Food. Just the word, thought, and sight of it, elicits many emotions and viewpoints. Happiness, insecurity, comfort, hate, and many more.
If you are a fan of, or know of, Lisa Lampanelli and her comedic style you are aware of her raunchiness and “in your face” stand up routine. If you went in expecting that you were disappointed. This was a surprisingly tempered performance, and offered way more drama and human insight than laughs and guffaws. Body image was on the agenda, along with a discussion of foods we all know and clamor for whether during happy times, or as crutch during sad moments in life.
Not to say there weren’t any laughs, as there were more than enough along the way, but there were also some duds too ( the Trump joke was one – it’s like beating a dead horse ). Yet, this four woman show held my attention, as I found the material interesting as our obsession with food was spoken about from the life experiences of each person on stage.

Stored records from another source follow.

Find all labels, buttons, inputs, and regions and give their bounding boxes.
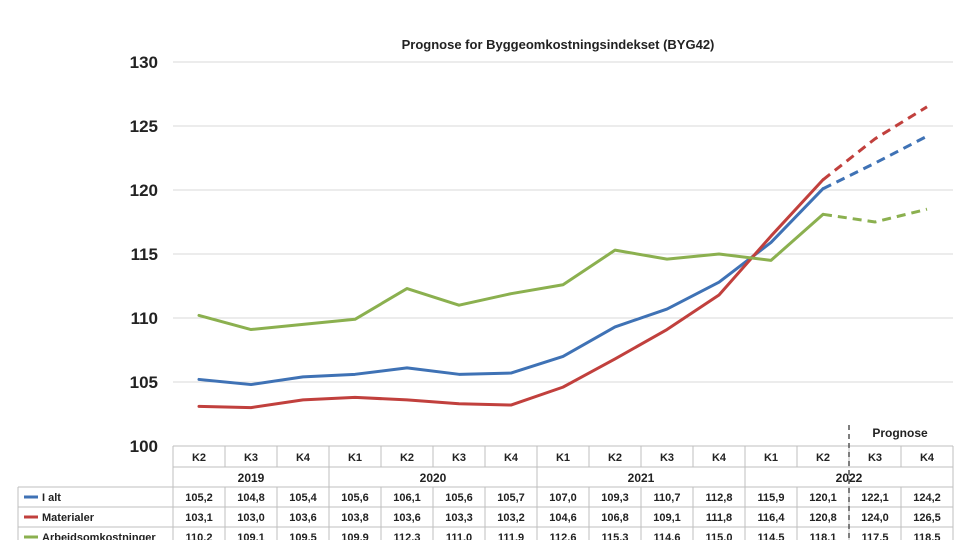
quarter-label: K3 [244, 452, 258, 464]
data-label: 114,6 [654, 532, 681, 540]
data-label: 105,6 [445, 492, 473, 504]
quarter-label: K4 [504, 452, 519, 464]
data-label: 111,9 [498, 532, 524, 540]
data-label: 106,1 [393, 492, 421, 504]
quarter-label: K1 [764, 452, 778, 464]
data-label: 105,7 [497, 492, 525, 504]
series-forecast-line [822, 207, 928, 224]
quarter-label: K3 [452, 452, 466, 464]
series-forecast-line [822, 105, 928, 181]
quarter-label: K2 [816, 452, 830, 464]
data-label: 103,6 [393, 512, 421, 524]
data-label: 103,8 [341, 512, 369, 524]
data-label: 104,6 [549, 512, 577, 524]
data-label: 109,5 [289, 532, 317, 540]
series-lines [197, 105, 928, 410]
data-label: 110,7 [654, 492, 681, 504]
y-tick-label: 110 [131, 309, 158, 328]
data-label: 105,4 [289, 492, 317, 504]
data-label: 112,8 [706, 492, 733, 504]
data-label: 120,8 [809, 512, 837, 524]
year-label: 2019 [238, 471, 265, 485]
quarter-label: K2 [400, 452, 414, 464]
data-label: 104,8 [237, 492, 265, 504]
year-label: 2020 [420, 471, 447, 485]
y-tick-label: 125 [130, 117, 158, 136]
data-label: 115,0 [706, 532, 733, 540]
data-label: 126,5 [913, 512, 941, 524]
chart-title: Prognose for Byggeomkostningsindekset (B… [402, 37, 715, 52]
quarter-label: K3 [868, 452, 882, 464]
data-label: 117,5 [862, 532, 889, 540]
data-label: 110,2 [186, 532, 213, 540]
data-label: 103,6 [289, 512, 317, 524]
series-line [197, 187, 825, 387]
quarter-label: K2 [192, 452, 206, 464]
data-label: 122,1 [861, 492, 889, 504]
quarter-label: K4 [920, 452, 935, 464]
data-label: 105,6 [341, 492, 369, 504]
data-label: 103,2 [497, 512, 525, 524]
quarter-label: K1 [348, 452, 362, 464]
data-label: 120,1 [809, 492, 837, 504]
data-label: 105,2 [185, 492, 213, 504]
data-label: 118,1 [810, 532, 837, 540]
legend-label: I alt [42, 492, 61, 504]
legend-label: Arbejdsomkostninger [42, 532, 156, 540]
data-label: 103,0 [237, 512, 265, 524]
data-label: 109,3 [601, 492, 629, 504]
data-label: 107,0 [549, 492, 577, 504]
y-tick-label: 115 [131, 245, 158, 264]
data-label: 112,6 [550, 532, 577, 540]
quarter-label: K3 [660, 452, 674, 464]
y-tick-label: 130 [130, 53, 158, 72]
data-label: 111,8 [706, 512, 732, 524]
y-axis-ticks: 100 105 110 115 120 125 130 [130, 53, 158, 456]
data-label: 109,1 [653, 512, 681, 524]
gridlines [173, 61, 953, 447]
data-label: 103,1 [185, 512, 213, 524]
data-label: 112,3 [394, 532, 421, 540]
quarter-label: K1 [556, 452, 570, 464]
series-line [197, 212, 825, 332]
year-label: 2022 [836, 471, 863, 485]
data-label: 115,3 [602, 532, 629, 540]
data-label: 103,3 [445, 512, 473, 524]
data-label: 109,1 [237, 532, 265, 540]
quarter-label: K2 [608, 452, 622, 464]
y-tick-label: 105 [130, 373, 158, 392]
y-tick-label: 100 [130, 437, 158, 456]
data-label: 118,5 [914, 532, 941, 540]
legend-label: Materialer [42, 512, 95, 524]
data-label: 124,0 [861, 512, 889, 524]
data-label: 114,5 [758, 532, 785, 540]
series-line [197, 178, 825, 410]
series-forecast-line [822, 134, 928, 191]
data-label: 111,0 [446, 532, 472, 540]
data-label: 115,9 [758, 492, 785, 504]
data-label: 124,2 [913, 492, 941, 504]
y-tick-label: 120 [130, 181, 158, 200]
quarter-label: K4 [712, 452, 727, 464]
forecast-label: Prognose [872, 426, 928, 440]
quarter-label: K4 [296, 452, 311, 464]
year-label: 2021 [628, 471, 655, 485]
data-label: 106,8 [601, 512, 629, 524]
data-table: K2 K3 K4 K1 K2 K3 K4 K1 K2 K3 K4 K1 K2 K3 K4 2019 2020 20… [17, 425, 954, 544]
data-label: 109,9 [341, 532, 369, 540]
data-label: 116,4 [758, 512, 786, 524]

Even though Lisa was the main star and Stuffed was written by her, she was not the focal point. Stage acting is not really her thing, so letting her co-stars shine with moments for each was very smart on her part. Each had a showcase to talk about some very serious moments in their life which defined them. Food obsessions, body shaming, violence, humiliation, hate, loss, love and despair which all revolve around our obsession with food. How our culture treats people, and how they are judged by what they eat and how their bodies look.

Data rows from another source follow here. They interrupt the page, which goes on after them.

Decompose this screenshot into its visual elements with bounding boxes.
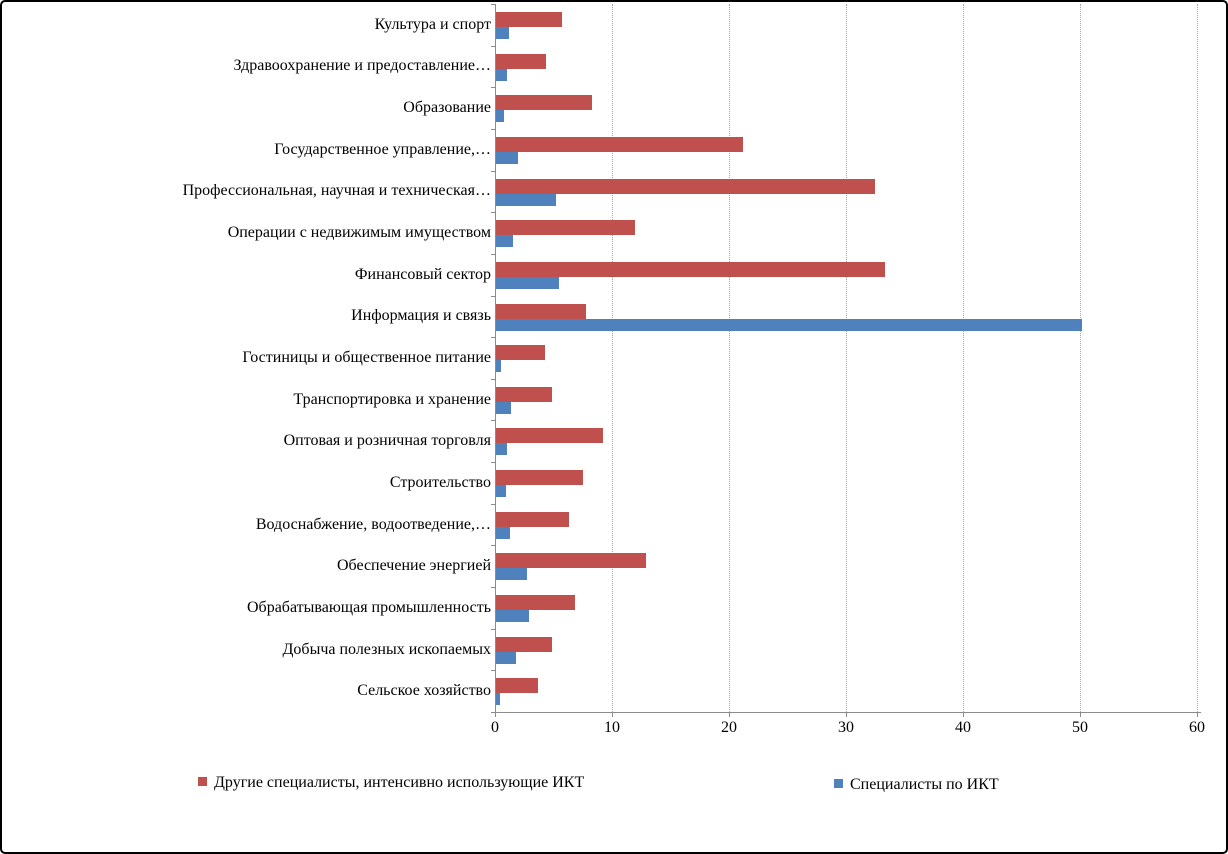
category-axis-tick [491,378,495,380]
category-axis-tick [491,628,495,630]
category-axis-tick [491,212,495,214]
gridline-10 [612,4,613,712]
bar-other-ict-specialists [495,553,646,569]
bar-ict-specialists [495,443,507,456]
category-axis-tick [491,462,495,464]
category-label: Здравоохранение и предоставление… [233,57,492,75]
category-label: Строительство [389,473,491,491]
category-axis-tick [491,420,495,422]
category-axis-tick [491,170,495,172]
bar-other-ict-specialists [495,178,876,194]
bar-other-ict-specialists [495,261,885,277]
gridline-60 [1197,4,1198,712]
bar-other-ict-specialists [495,12,562,27]
category-label: Транспортировка и хранение [293,390,491,408]
value-axis-tick-label: 40 [955,719,971,736]
value-axis-tick [729,712,730,717]
bar-ict-specialists [495,276,560,289]
category-axis-tick [491,45,495,47]
value-axis-tick [495,712,496,717]
category-axis-tick [491,87,495,89]
category-label: Обрабатывающая промышленность [247,598,491,616]
value-axis-tick [963,712,964,717]
category-label: Обеспечение энергией [336,557,491,575]
bar-ict-specialists [495,610,529,623]
bar-ict-specialists [495,360,501,373]
plot-area [495,4,1198,712]
legend-swatch-blue [834,779,843,788]
gridline-40 [963,4,964,712]
bar-ict-specialists [495,693,500,706]
category-axis-tick [491,503,495,505]
bar-other-ict-specialists [495,595,575,611]
bar-other-ict-specialists [495,470,583,486]
bar-other-ict-specialists [495,95,593,111]
bar-ict-specialists [495,151,519,164]
bar-ict-specialists [495,651,517,664]
category-axis-tick [491,587,495,589]
value-axis-tick-label: 0 [491,719,499,736]
value-axis-tick-label: 30 [838,719,854,736]
category-label: Добыча полезных ископаемых [282,640,491,658]
bar-ict-specialists [495,193,556,206]
value-axis-tick-label: 60 [1189,719,1205,736]
bar-other-ict-specialists [495,136,744,152]
value-axis-tick [846,712,847,717]
bar-ict-specialists [495,235,513,248]
bar-ict-specialists [495,110,505,123]
category-axis-tick [491,670,495,672]
category-label: Оптовая и розничная торговля [283,432,491,450]
value-axis-tick [1080,712,1081,717]
bar-ict-specialists [495,68,507,81]
category-axis-tick [491,337,495,339]
category-label: Гостиницы и общественное питание [242,349,491,366]
category-label: Операции с недвижимым имуществом [227,224,491,242]
category-label: Культура и спорт [374,15,491,33]
bar-ict-specialists [495,318,1083,331]
bar-other-ict-specialists [495,511,569,527]
legend-label-ict-specialists: Специалисты по ИКТ [850,776,999,793]
category-label: Сельское хозяйство [357,682,491,700]
gridline-20 [729,4,730,712]
legend-swatch-red [198,777,207,786]
category-label: Финансовый сектор [354,265,491,283]
bar-other-ict-specialists [495,636,553,652]
bar-other-ict-specialists [495,386,553,402]
gridline-30 [846,4,847,712]
bar-other-ict-specialists [495,678,539,694]
bar-other-ict-specialists [495,345,546,361]
category-label: Государственное управление,… [274,140,491,158]
category-axis-tick [491,253,495,255]
bar-ict-specialists [495,526,511,539]
category-label: Водоснабжение, водоотведение,… [255,515,491,533]
bar-ict-specialists [495,401,512,414]
legend-item-other-ict-specialists: Другие специалисты, интенсивно использую… [198,772,678,793]
bar-other-ict-specialists [495,303,587,319]
legend-label-other-ict-specialists: Другие специалисты, интенсивно использую… [214,774,585,791]
category-label: Образование [403,99,491,117]
gridline-50 [1080,4,1081,712]
value-axis-tick [1197,712,1198,717]
bar-ict-specialists [495,485,506,498]
value-axis-tick-label: 50 [1072,719,1088,736]
category-label: Информация и связь [351,307,491,325]
legend-item-ict-specialists: Специалисты по ИКТ [834,774,999,795]
bar-other-ict-specialists [495,53,547,69]
bar-other-ict-specialists [495,220,636,236]
category-axis-tick [491,4,495,5]
category-axis-tick [491,295,495,297]
category-label: Профессиональная, научная и техническая… [182,182,491,200]
category-axis-tick [491,545,495,547]
bar-ict-specialists [495,27,510,39]
legend: Другие специалисты, интенсивно использую… [2,764,1226,824]
value-axis-tick [612,712,613,717]
category-axis-line [495,4,496,712]
category-axis-tick [491,128,495,130]
bar-ict-specialists [495,568,527,581]
value-axis-tick-label: 20 [721,719,737,736]
bar-other-ict-specialists [495,428,603,444]
value-axis-tick-label: 10 [604,719,620,736]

Nikki Blonsky (of Hairspray) is listed as one of the co-stars but did not appear on opening night which this was. Boooo – bad form! Still, her understudy, Lauren Ann Brickman shined with her bubbly personality, and over the top positive love of her plus-sized figure. She embraced her BBW persona and scored some good laughs. Her character learned how to accept herself for what she was. Self love is where it starts. You go girl!
Marsha Stephanie Blake (Orange Is The New Black) had a very insightful and sad background story of her character. Never accepted fully by her mother, the father of her child leaving her, and people hating on her because she can’t gain weight. It was the flip-side to how the eternal skinny girl feels, and how people view her unfairly.
Eden Malyn (House of Lies) to me had a difficult role that she pulled off quite well. It was a balance between being quirky, crazed, humorous, obsessed and tragic. As she delved into her plight and spoke of her body dysmorphic disorder it became to all how harrowing her life really was. Always seeing herself as overweight even though she wasn’t, violent fights with her ex, balancing the line of anorexia and insanity, her back story was very gripping. Especially the moment when she described the end of her relationship, and what she had to endure at the hands of her abusive former boyfriend.
Which brings me to Lisa Lampanelli. As we all are aware she is not really a trained Broadway or movie actress, and much of this material was very deep that she penned, but managed to offer a very believable amount of humanity to her role. I feel she was smart to take a step back from her “Queen of Mean” comedic personality and perform as “one of us” regular people. She opened up about her past struggles with weight, food she craved as an emotional crutch, and her decision to have gastric sleeve surgery. How food has affected her career, her health, and her personal life. Very raw and emotional.
One thing I have to make note of was the stage setup. Very sparse stage background along with a few props, lighting effects, smoke, and music. It fit just fine that the whole story featured a kitchen as the setting.
Overall, a fine job and performance by all.
It’s pretty much the kind of 90 minute performance suited for a small off-Broadway venue such as the Westside Theatre. Thanks again to CM Ruggy and Yelp for the hook up. It’s always a good thing to experience some culture on or off-Broadway.